Entomoloji uzmanı değerli dostum Prof. Dr. Hasan Tunaz böceklerin % 99’unun zararsız veya nötr olduğunu söylüyor. Hatta Tarım Bakanlığı’nın yayımladığı (2005) Zirai Mücadele kitabında bitkilerde 245 kadar ekonomik zararlı (böcek, kırmızı örümcek vs) olduğu bilgisi var. Yani sizin anlayacağız milyonlarca böcek olmasına rağmen zarar yapan epeyce az sayıda.

Genel anlamda böceklerin faydaları ise çok fazla: Arı ve ipek böceği gibi türlerin ürünlerinden insanoğlu yararlanmaktadır. 

İkincisi, bitkilerde tozlaşma büyük ölçüde (% 95) böcekler vasıtası ile yapılmaktadır. Böceklerden yararlanılan diğer bir alan da adli tıp olup adlî entomoloji (medikokriminal)  adlı bilim dalı gelişmiştir.

Bir başka yönüyle böcekler -500 kadar böcek tür-  bazı ülkelerde gıda olarak tüketilmektedir.  Böcekler büyük bir protein kaynağı olup yağ ve diğer besin öğelerince zengindir. Anlayacağınız böceği yiyen insanlara bir şey olmadığına göre kurtlu bir çilek, kiraz vs yemekle de –kültürümüz gereği yüreğiniz bulanmazsa- fazla bir şey olmaz.

Bir şey olmazsa o zaman “en büyük tehlike nedir” sorusuna cevap ararsak cevabım tarımsal ilaçlar şeklindedir.

Tarımsal ilaçlar

Türkiye’de TUİK’e göre tarımsal ilaç kullanımı 2006’da  45 bin ton (45.376) kadarken % 30-35 oranında artarak 2018’de 60 bin tona (60.020) yükselmiş (bk. http://www.tuik.gov.tr/PreTablo.do?alt_id=1001). Genel olarak pestisit olarak adlandırılan bu ilaçlar insektisitler, fungusitler, herbisitle, akarisitler, rodentisitler ve mollussisitler ile diğerleri (bitki aktivatörü, bitki gelişim düzenleyici, böcek cezbedici, fumigant ve nematisitler) şeklinde ayrılmaktadır. 2018’de kullanılan 60 bin ton tarımsal ilacın dağılımı şu şekildedir: Böcek öldürücü (insektisit) 13.583; fungusitler: 23.047; herbisitler: 14.794; akarisitler: 2.486; rodentisitler ve mollussisitler: 309 ve diğer:  5.801 tondur.           
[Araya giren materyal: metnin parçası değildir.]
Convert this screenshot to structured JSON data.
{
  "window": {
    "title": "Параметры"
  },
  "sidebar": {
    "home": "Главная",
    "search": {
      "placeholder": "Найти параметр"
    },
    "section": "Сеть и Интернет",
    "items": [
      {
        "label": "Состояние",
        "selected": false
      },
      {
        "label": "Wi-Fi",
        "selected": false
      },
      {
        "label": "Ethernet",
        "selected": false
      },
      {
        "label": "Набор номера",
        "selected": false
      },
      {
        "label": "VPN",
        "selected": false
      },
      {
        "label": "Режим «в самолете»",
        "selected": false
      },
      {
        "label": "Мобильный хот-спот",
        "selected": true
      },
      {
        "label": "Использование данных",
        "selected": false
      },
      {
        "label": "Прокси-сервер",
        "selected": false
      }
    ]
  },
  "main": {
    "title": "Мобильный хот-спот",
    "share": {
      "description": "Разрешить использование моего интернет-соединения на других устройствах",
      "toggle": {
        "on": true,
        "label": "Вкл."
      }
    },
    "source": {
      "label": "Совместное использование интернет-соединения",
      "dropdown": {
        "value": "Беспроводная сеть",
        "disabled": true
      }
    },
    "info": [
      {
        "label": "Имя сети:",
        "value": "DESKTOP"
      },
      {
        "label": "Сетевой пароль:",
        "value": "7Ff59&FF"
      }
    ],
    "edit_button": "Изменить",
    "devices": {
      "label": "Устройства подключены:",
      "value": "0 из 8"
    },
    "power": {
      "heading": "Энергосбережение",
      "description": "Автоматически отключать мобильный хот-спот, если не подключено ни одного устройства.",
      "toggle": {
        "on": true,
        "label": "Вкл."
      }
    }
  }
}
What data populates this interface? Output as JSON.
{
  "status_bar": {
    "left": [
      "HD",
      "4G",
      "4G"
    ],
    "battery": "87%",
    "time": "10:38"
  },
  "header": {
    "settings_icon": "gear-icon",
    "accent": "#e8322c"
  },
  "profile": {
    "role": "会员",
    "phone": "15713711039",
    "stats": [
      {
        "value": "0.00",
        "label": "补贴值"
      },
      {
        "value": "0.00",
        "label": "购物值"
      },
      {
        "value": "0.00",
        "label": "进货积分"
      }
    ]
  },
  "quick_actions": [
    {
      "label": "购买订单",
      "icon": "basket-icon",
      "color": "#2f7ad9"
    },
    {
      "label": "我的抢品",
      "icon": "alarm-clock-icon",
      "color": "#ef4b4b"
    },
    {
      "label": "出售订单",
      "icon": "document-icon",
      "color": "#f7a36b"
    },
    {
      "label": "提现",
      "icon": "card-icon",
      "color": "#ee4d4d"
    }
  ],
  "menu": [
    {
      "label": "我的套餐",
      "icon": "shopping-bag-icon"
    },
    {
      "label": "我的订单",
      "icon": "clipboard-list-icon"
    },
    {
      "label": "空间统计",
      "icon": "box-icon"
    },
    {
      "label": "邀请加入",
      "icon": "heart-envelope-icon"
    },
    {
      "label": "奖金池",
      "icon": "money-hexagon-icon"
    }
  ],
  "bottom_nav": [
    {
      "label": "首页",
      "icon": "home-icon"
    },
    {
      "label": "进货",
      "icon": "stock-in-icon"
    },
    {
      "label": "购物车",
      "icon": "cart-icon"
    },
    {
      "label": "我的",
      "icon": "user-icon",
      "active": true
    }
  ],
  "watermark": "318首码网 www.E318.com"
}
Ülkemizde kültürü yapılan 150 kadar bitki türünden elde edilen üretim bitkisel üretimimizi oluşturmaktadır. Yani tarla bitkileri grubunda 55-60; meyve-sebze grubunda ise 75-80 kadar türün üretimi söz konusudur. Ülkemizde 2018 yılı verilerine göre 64.4 milyon ton tarla bitkileri (Buğday, şeker pancarı vd) 55 milyon ton kadardı meyve-sebze üretimi vardır. Yani 2018’de 140-145 milyon ton üretim için 60 bin ton tarımsal ilaç kullanılmıştır.

Siz siz olun meyveden çıkan böcekleri çokta dert etmeyin. Gerekli mücadele yapılmaz hatta ihtiyaç halinde ilaç kullanılmazsa bu kadar büyük olmasa da küçük kurtları görmek mümkün. Asıl büyük sorun tarımsal ürünlerde ilaç kalıntısının olup olmamasıdır.

Son söz: Senin derdin der midir benim derdim yanında.